The General Assembly cut state income tax this legislative session and will give out more than $1 billion in tax rebates. Lawmakers also approved raises for teachers and many other state employees, buoyed by strong sales tax revenues during the pandemic creating a large budget surplus. Some candidates have advocated repealing the state income tax completely, but they would have to provide a plan to make back the billions in revenue it provides. 

McCollum: Balancing the state’s budget “is the main thing legislators have to do.” As a freshman legislator and a conservative, he said he would work to ensure Georgia is “not spending more taxpayer dollars than we have to.” Tax rebates approved this past session “is a huge thing to me. We don’t need the state being a bank and holding all the money.”

Pimentel: The state needs to be “be responsible with the budget” and understand how it impacts local communities. “It’s very common to hear a conservative say they want to lower taxes,” she said. “We want lower taxes and we want less government, so we can’t pass bills that raise taxes and keep government in our business.” 

Sanders: He is “a big proponent” of repealing the state income tax. “I think to be competitive with our neighbors to the north and to the south, we need to look at this as a phased-in approach over a five-year program.” “This will be a long-term benefit to our economy, and make us far more competitive,” he added.

Candidates on the Republican Party

Gov. Brian Kemp is being challenged by multiple Republican candidates, including Trump-backed former U.S. Senator David Perdue. Several down-ballot races have a similar divide between candidates backed by former president Donald Trump and those who are not. Is there a significant divide in the Republican Party, and will Trump’s influence continue to be important in these races?

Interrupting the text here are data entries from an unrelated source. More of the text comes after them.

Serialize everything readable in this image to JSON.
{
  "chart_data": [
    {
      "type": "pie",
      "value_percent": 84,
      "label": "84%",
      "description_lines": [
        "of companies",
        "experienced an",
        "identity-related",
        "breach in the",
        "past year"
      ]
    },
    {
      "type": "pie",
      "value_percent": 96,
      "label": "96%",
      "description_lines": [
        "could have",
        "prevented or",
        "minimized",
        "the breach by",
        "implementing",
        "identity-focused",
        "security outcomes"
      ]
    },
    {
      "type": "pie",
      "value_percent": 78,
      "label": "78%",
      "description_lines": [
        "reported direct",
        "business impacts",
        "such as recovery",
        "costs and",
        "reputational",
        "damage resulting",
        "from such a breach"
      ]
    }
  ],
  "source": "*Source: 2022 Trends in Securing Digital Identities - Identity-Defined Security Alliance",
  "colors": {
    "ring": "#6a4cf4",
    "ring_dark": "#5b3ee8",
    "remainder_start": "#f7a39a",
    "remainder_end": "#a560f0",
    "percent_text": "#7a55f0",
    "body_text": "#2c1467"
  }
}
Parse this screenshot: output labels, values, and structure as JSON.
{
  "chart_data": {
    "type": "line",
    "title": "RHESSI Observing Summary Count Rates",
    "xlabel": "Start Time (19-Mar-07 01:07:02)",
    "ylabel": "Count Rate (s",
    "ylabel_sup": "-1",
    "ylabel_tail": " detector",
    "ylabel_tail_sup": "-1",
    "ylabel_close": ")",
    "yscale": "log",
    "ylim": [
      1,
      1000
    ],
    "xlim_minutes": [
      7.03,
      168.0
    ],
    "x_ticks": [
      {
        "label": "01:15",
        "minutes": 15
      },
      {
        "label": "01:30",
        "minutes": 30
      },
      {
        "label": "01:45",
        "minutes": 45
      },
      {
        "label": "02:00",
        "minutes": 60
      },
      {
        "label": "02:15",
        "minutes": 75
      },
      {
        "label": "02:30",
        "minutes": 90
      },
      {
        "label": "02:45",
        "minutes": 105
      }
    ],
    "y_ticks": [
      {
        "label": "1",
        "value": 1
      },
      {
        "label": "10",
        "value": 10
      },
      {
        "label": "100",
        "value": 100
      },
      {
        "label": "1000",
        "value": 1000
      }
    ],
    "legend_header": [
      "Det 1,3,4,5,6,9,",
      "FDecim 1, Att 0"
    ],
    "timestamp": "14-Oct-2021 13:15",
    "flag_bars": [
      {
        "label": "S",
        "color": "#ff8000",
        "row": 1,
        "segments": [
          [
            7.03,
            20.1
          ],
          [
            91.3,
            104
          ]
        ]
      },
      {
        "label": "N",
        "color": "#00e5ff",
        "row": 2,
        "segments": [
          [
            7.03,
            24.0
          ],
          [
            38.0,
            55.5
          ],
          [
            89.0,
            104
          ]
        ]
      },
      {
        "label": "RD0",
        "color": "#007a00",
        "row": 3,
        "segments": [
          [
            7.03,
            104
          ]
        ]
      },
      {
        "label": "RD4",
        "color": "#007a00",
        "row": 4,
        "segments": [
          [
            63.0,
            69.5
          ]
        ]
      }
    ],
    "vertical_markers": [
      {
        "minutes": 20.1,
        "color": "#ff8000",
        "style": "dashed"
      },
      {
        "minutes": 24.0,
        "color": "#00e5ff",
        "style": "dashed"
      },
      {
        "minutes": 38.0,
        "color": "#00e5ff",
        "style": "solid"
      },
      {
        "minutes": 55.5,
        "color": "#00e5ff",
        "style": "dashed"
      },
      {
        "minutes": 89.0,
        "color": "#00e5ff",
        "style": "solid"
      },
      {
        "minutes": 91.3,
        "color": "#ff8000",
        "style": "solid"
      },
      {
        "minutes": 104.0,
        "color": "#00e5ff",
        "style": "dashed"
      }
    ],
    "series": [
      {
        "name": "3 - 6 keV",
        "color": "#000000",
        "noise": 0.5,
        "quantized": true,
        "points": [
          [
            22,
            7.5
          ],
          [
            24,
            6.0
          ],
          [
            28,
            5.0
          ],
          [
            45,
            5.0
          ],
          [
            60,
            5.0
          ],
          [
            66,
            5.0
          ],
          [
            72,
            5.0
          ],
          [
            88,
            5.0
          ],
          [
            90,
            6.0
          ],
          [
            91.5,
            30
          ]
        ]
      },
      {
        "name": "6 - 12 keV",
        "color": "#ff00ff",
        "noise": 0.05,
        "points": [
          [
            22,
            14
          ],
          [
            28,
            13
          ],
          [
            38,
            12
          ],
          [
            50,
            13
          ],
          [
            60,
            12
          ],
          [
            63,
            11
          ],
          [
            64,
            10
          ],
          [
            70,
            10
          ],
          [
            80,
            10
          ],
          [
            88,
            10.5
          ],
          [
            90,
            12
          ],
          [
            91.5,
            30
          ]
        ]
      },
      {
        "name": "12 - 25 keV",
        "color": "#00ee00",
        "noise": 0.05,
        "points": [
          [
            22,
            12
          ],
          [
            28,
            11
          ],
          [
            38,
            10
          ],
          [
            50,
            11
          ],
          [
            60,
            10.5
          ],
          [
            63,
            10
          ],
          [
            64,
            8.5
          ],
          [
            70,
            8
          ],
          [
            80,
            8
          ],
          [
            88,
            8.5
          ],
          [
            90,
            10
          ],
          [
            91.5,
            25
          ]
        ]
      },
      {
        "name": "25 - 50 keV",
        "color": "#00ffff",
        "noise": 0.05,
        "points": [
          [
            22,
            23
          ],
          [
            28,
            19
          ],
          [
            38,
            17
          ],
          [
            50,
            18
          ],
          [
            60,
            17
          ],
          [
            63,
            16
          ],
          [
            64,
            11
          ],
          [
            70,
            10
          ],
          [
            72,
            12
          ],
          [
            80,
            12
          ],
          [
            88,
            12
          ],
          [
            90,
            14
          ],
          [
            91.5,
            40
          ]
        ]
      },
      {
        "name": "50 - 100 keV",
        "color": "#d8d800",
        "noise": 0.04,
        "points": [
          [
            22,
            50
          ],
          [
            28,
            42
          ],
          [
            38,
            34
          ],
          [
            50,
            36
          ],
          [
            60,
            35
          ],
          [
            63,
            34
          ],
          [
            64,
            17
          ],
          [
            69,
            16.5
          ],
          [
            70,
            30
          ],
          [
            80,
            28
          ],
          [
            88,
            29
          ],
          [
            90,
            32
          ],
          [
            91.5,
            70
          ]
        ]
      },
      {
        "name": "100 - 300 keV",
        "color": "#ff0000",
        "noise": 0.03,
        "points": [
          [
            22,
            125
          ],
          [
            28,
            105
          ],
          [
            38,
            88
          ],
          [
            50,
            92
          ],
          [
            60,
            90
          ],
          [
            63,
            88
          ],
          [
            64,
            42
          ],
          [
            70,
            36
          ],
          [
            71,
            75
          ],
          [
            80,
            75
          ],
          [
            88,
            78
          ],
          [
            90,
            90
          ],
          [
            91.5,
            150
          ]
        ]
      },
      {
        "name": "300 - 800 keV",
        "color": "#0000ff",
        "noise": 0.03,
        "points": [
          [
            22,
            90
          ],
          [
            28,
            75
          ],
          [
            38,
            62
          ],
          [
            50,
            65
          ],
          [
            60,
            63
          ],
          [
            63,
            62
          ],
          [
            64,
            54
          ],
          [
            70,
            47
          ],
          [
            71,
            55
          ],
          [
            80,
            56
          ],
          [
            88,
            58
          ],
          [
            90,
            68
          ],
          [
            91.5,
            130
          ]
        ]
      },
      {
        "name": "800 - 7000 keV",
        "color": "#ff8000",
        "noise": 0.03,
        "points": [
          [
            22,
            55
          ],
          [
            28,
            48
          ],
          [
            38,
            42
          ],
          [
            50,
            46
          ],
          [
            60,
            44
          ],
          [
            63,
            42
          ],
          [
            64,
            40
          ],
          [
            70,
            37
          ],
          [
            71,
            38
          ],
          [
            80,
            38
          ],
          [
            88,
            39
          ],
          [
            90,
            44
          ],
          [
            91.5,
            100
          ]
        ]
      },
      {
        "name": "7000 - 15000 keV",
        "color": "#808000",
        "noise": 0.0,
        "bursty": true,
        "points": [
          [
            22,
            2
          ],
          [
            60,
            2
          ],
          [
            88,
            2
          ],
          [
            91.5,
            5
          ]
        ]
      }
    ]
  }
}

McCollum: He said he’s not really concerned about “the turmoil, if that’s the case,” within the state GOP or that the Democrats are “all aligned with their candidate.” “It is what it is,” he said, adding that Georgia “is doing well” under Republican leadership. “I’ve really just been focused on my race and trying to do what I can do to help the state move forward.”

Pimentel: She acknowledges division in the GOP, but “coming together as a party and sitting down and having a logical discussion … needs to start happening.” “I think we have gotten so involved in how we feel about certain items or certain people that we’re not taking a step to listen to other people’s opinions. We can agree to disagree.”

Sanders: He acknowledges the GOP has been “fractured.” “Our role needs to be restoring faith in our elections,” he said. “We need to come together as a party. We can’t just arbitrarily dismiss (some people’s) feelings of disenfranchisement and that the game was rigged. If we can get that restoration of faith in our elections, a lot of the divisiveness should go away.”